I looked at the figure and saw no sign of friendship. They were both hounds waiting for me to finally be in reach of their fangs, their claws ready to tear me apart just like the apparition had shown me, just like the painting.
The boat clunked beneath me as I moved stiffly, my body tired with being so tense for so long. “Why are you doing this, Adrian? If Adrian is really your name.”
His smile fell and he sighed. “Adrian is always my name. I quite like it.”
“You’ve done this before,” I said.
“You’ve seen the pictures in the cottage,” he answered, brushing down invisible creases in his perfectly ironed shirt, tugging at his sleeves as if ordering himself before a night out. “You’ll join them. It’s quite cozy, I hear.”
“To be murdered?”
He frowned, his fingers freezing on his left shirt cuff. “Murder?” He sounded mortified. “Oh, Charlie, this is not murder. Murder is so…coarse. No, this is liberation.”
“I’d like to be ‘liberated’ and go home,” I spat, eyeing the battery level of my phone as it lowered another number. Soon I’d be left in the darkness with no torch at all to pinpoint where they were.
“But you don’t. Not really. What is home, Charlie? You have no family, no friends. You throw yourself into work and your colleagues admire your tenacity, but everyone is kept at arm’s length. You don’t even have hobbies, you only work. You were so easy to claim, and we want to relieve you from that life now. Just let it all go. You’ll become part of the lodge, part of us.”
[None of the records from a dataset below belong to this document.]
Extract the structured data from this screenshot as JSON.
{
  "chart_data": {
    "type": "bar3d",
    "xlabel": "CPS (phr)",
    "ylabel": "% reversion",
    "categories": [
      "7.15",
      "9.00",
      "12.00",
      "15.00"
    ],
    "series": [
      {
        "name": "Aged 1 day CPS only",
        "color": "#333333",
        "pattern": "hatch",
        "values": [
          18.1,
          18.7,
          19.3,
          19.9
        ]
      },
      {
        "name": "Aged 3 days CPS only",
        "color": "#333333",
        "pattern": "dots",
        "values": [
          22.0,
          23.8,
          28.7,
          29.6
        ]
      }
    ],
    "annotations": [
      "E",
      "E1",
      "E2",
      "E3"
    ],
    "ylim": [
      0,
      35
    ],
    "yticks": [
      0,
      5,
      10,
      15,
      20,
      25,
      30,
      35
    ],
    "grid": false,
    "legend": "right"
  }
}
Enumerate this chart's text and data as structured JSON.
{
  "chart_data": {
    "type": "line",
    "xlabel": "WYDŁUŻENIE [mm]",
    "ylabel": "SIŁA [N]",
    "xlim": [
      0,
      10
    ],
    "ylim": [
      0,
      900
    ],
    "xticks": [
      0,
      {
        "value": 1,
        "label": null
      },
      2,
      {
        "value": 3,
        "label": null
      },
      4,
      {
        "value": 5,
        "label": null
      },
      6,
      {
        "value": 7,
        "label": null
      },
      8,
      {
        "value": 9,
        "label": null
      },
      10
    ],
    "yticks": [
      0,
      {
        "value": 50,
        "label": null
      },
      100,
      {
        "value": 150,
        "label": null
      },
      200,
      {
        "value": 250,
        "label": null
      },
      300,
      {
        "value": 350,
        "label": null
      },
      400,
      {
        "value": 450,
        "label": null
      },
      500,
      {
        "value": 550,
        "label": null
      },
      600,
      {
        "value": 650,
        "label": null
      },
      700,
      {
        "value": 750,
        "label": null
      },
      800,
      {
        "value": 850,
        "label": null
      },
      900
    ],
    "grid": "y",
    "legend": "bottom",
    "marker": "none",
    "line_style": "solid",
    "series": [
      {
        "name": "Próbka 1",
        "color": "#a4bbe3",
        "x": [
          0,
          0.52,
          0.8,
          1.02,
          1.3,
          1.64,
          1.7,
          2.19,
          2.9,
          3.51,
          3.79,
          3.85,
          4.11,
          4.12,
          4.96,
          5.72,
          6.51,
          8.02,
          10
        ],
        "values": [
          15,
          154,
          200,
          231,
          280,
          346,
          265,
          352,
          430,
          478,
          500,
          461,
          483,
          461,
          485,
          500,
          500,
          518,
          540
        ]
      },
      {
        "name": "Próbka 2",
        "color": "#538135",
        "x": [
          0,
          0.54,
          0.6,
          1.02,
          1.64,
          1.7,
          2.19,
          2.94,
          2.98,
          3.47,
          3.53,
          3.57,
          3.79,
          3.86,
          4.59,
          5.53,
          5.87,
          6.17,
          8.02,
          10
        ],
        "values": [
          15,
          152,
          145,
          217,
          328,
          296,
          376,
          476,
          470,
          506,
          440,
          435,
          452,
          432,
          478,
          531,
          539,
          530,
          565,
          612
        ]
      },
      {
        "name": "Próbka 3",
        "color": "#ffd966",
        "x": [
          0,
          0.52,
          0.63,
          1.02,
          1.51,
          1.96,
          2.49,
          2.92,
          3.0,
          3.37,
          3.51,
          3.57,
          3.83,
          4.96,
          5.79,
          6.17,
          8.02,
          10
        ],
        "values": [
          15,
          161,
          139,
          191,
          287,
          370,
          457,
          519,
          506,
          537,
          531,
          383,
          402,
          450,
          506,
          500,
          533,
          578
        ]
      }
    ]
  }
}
“Claim me? You...you were always going to do this to me? From the start? Am I just another victim of your lies and games? Do you move from one place to another and just take whoever you can, those with no ties? I am not yours to take - not you, not Mr Twitchy over there, and definitely not for some creepy lodge.”
“We are the lodge, Charlie. Seven days and you become one with it. Now come, join us.”
It was a command, all patience gone, but I didn’t move. Instead, the figure surged forwards, screaming inhumanly as it dived across the water, the yellow-silver surface breaking and lapping over pale, skinny limbs like acid that burned the flesh to the bone. The figure kept coming, screaming and yet not faltering as long fingers curled over the edge of the boat, the skin peeling away from the crimson muscle.
“It’s time, Charlie,” the figure growled with Adrian’s voice. “The lodge awaits.”